“Cities are us,” I heard someone say, somewhere, sometime, and the simple message stuck. At home, across the seas, around the world, real action is in the cities, where the majority of people live. Urban activity rocks, even in potato-labeled Idaho with its miles of open space.
Last month we squired friends from Montana around Coeur d’Alene to show off the many changes taking place in our town. First the transformation of the downtown McEuen Park, still a work in progress, then the 6-year-old city library building, then on to the new Kroc Center, which is already in the process of expansion. Next the tour took us to the expanded sewage treatment plant and its giant microbe art sculptures, then to the large public art pieces by artists Michael Horswill, CJ Rench and Allen and Mary Dee Dodge on the campus of North Idaho College.
How, asked our friends, in conservative, unbelievably red-state Idaho, can so many progressive projects be taking place? Our answer: The city and its leaders are making it happen. While the very conservative legislature shortchanges public schools and state universities, Idaho cities march ahead to supply necessary services in as attractive a setting as their communities can afford.
City councilmen and women everywhere have the advantage of operating in a nonpartisan arena. On hometown territory, differences can be smoothed over around the table, over a beer or even over the back fence.
In Coeur d’Alene, the catalyst for change has been a forward-looking mayor and city council, plus an experienced, creative staff. Mayor Sandi Bloem is stepping down in December at the end of her 12 years of service. She’s been absolutely tops. The hefty contribution from the local urban renewal agency, the Lake City Development Corporation, has provided an essential money source. Many individuals and groups have brain, time and sweat equity invested in the changes.
But change does not come without controversy. We may be an adaptable species, but we’re allergic to change. Change brings discomfort and interrupts our habits. Many of our neighbors cling to childhood memories of a lazier yesteryear when days were quiet in North Idaho and nobody rushed around. Many in the Idaho Panhandle still regret the loss of timber and mining jobs. Some fester at the amount of money invested in new buildings and places while their friends or family may still be looking for a job. Some are angry at the process. Some long for the pre-Wi-Fi days when people still talked to each other over coffee. Some complaints may be valid; some complainers are just doing their thing — complaining.

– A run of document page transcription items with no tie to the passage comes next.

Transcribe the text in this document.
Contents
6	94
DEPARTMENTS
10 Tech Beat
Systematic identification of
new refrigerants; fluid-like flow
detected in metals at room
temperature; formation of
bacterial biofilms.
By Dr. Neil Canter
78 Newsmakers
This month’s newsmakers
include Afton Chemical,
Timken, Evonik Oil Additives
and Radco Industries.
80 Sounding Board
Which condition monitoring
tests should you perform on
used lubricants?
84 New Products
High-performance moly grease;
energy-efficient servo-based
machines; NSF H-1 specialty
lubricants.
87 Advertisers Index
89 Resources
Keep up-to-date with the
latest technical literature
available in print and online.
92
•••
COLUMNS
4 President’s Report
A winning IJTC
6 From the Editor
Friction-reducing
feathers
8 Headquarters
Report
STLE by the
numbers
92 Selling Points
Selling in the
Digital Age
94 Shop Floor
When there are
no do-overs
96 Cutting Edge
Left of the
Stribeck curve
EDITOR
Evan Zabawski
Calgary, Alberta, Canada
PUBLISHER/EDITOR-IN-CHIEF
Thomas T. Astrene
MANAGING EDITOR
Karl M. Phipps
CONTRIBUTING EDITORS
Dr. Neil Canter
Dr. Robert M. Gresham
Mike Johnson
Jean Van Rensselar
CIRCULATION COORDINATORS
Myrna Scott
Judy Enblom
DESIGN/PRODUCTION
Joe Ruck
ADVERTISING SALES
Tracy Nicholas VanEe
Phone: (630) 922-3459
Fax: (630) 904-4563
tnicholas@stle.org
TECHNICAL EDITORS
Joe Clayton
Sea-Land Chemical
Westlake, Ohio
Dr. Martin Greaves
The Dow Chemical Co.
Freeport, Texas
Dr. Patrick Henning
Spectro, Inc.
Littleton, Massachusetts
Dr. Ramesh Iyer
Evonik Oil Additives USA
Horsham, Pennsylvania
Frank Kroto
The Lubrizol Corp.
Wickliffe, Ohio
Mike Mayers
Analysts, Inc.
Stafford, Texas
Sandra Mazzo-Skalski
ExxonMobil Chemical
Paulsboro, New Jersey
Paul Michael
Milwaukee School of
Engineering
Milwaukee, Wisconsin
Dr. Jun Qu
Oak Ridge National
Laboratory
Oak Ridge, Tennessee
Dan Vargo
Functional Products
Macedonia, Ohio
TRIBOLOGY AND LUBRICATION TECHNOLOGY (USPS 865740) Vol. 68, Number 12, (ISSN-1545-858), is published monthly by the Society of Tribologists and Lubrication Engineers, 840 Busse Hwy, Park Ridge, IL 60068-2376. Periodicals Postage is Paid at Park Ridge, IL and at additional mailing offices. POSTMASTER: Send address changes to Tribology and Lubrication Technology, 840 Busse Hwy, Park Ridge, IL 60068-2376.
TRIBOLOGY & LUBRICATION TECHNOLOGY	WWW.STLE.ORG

The rumble of discontent will be at its loudest in the coming month, as we draw nearer to Election Day on Tuesday, Nov. 5. Into that October mix comes a vigorous new force: Coeur d’Alene Vision 2030. The week of October 7 to 11 will be CDA 2030 Exploration Week, with workshops, events and activities. Every member of the Coeur d’Alene community will be invited to participate in a broad, many-faceted survey, which details what they want Coeur d’Alene to be like in the year 2030. What do they care about the most? What do they want for their children and grandchildren? What special places are dearest to their hearts? What trends do they want to encourage? What do they want to avoid?
This visioning project has been gathering momentum over the past six months, under the guidance of City Attorney Mike Gridley, who has recruited a team of volunteers from around the city. Its kickoff comes at the perfect time, when polarizing forces are tearing at the city’s fabric.
Dr. Charles Buck, the University of Idaho’s CEO for its Coeur d’Alene campus, is chairing the management team of CDA 2030. Dr. Buck says the U of I will play an active role in the visioning project because of the impact on its future students. In addition, the university can provide the academic backing for the data collection and analysis.
Dr. Buck emphasizes the importance of collecting opinions that represent every point of view. He told me the processes must go beyond current disputes to find common ground. Recognizing the abundance of values held in common — such as good schools, public spaces, a healthy Lake Coeur d’Alene — may jar people out of their dissatisfactions.
The CDA 2030 Project has many new wrinkles to recommend it (for details, visit cda2030.org). The plan will not be a top-down academic tome that will rest on a shelf for the next 20 years. Instead, it will be accompanied by an action plan and an accountability checklist to assure that broadly supported proposals will go forward.
Yogi Berra once said, “The future ain’t what it used to be.” He also wisely opined, “If you don’t know where you are going, you might not get there.” Planning becomes ever more important as the pace of living in the world speeds up and technology continues to change our lives in surprising ways.
Heads up Coeur d’Alene: CDA 2030 is happening near you, and it’s your chance to help choose the future of your city and its environs.